Viewers of satellite television in the Arabian Gulf states are being invited to join telephone party lines that many believe cross the boundaries of Islamic decency. Sex, religion and other sensitive issues are being broached in public telephone conversations that anyone can join in. As our correspondent in the Gulf, Frank Gardner, reports from Dubai, for many Gulf teenagers it spells a new freedom, while for others, it's seen as a cultural invasion.

Telephone chat lines may be proliferating in most parts of the world, but in the conservative society of the Gulf, their days are probably numbered. The advertisements for them appear on the Gulf satellite TV channels in English, Arabic and Chinese.

Picturing seductively-clad Asian girls on the phone, they come on at night during the screening of feature films. Most are targetting bored and lonely teenagers.

But when Gulf viewers dial certain phone numbers, they're often shocked at the obscene conversations they find themselves listening to. Residents in the United Arab Emirates have told the local paper, Gulf News, that such language was totally against their Muslim culture.

One Pakistani went so far as to say that his culture did not allow such free chatting between men and women. Yet, for many Gulf teenagers, the phone lines are a chance to express their views to callers from different societies.

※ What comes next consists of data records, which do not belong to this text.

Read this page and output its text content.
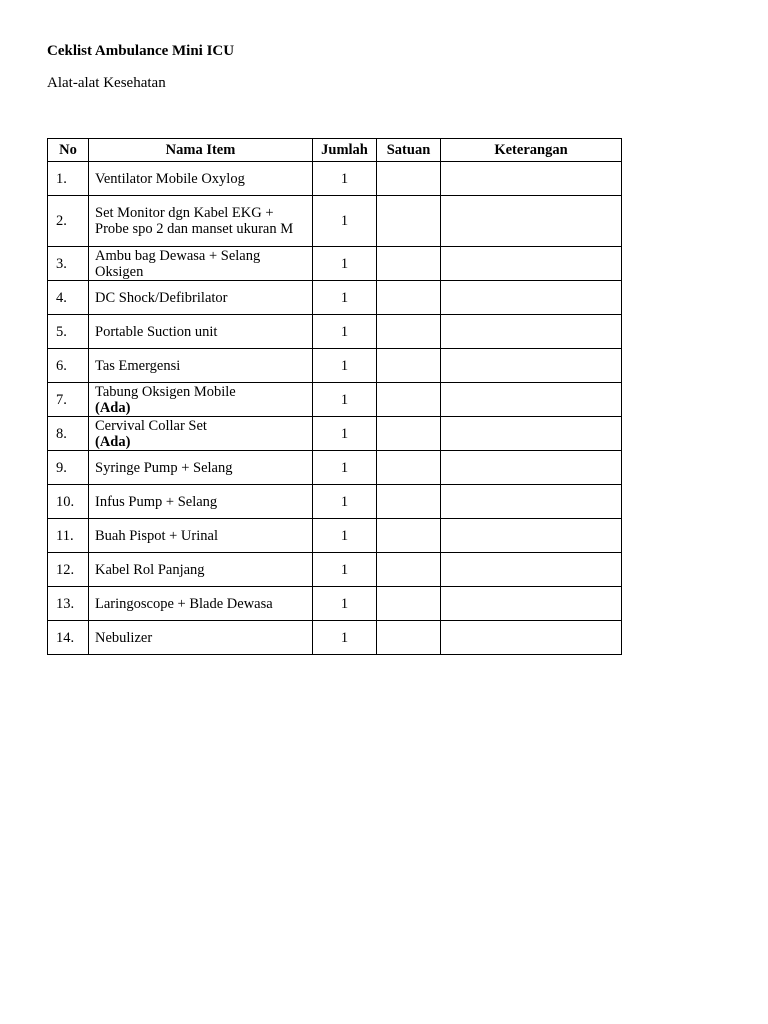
Ceklist Ambulance Mini ICU
Alat-alat Kesehatan
No	Nama Item	Jumlah	Satuan	Keterangan
1.	Ventilator Mobile Oxylog	1		
2.	Set Monitor dgn Kabel EKG + Probe spo 2 dan manset ukuran M	1		
3.	Ambu bag Dewasa + Selang Oksigen	1		
4.	DC Shock/Defibrilator	1		
5.	Portable Suction unit	1		
6.	Tas Emergensi	1		
7.	Tabung Oksigen Mobile
(Ada)	1		
8.	Cervival Collar Set
(Ada)	1		
9.	Syringe Pump + Selang	1		
10.	Infus Pump + Selang	1		
11.	Buah Pispot + Urinal	1		
12.	Kabel Rol Panjang	1		
13.	Laringoscope + Blade Dewasa	1		
14.	Nebulizer	1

But the calls don't come cheap. Unlike the internet, they're charged at international rates, often terminating thousands of miles away, in the Pacific ocean.

As the teenagers' parents join a growing chorus of disapproval of these controversial chat lines, the United Arab Emirates' phone company, Etisalat, says it has no authority to cut the service. But with most satellite TV in the Gulf already tailored to local sensitivities, curbs on public phone chat lines cannot be far off.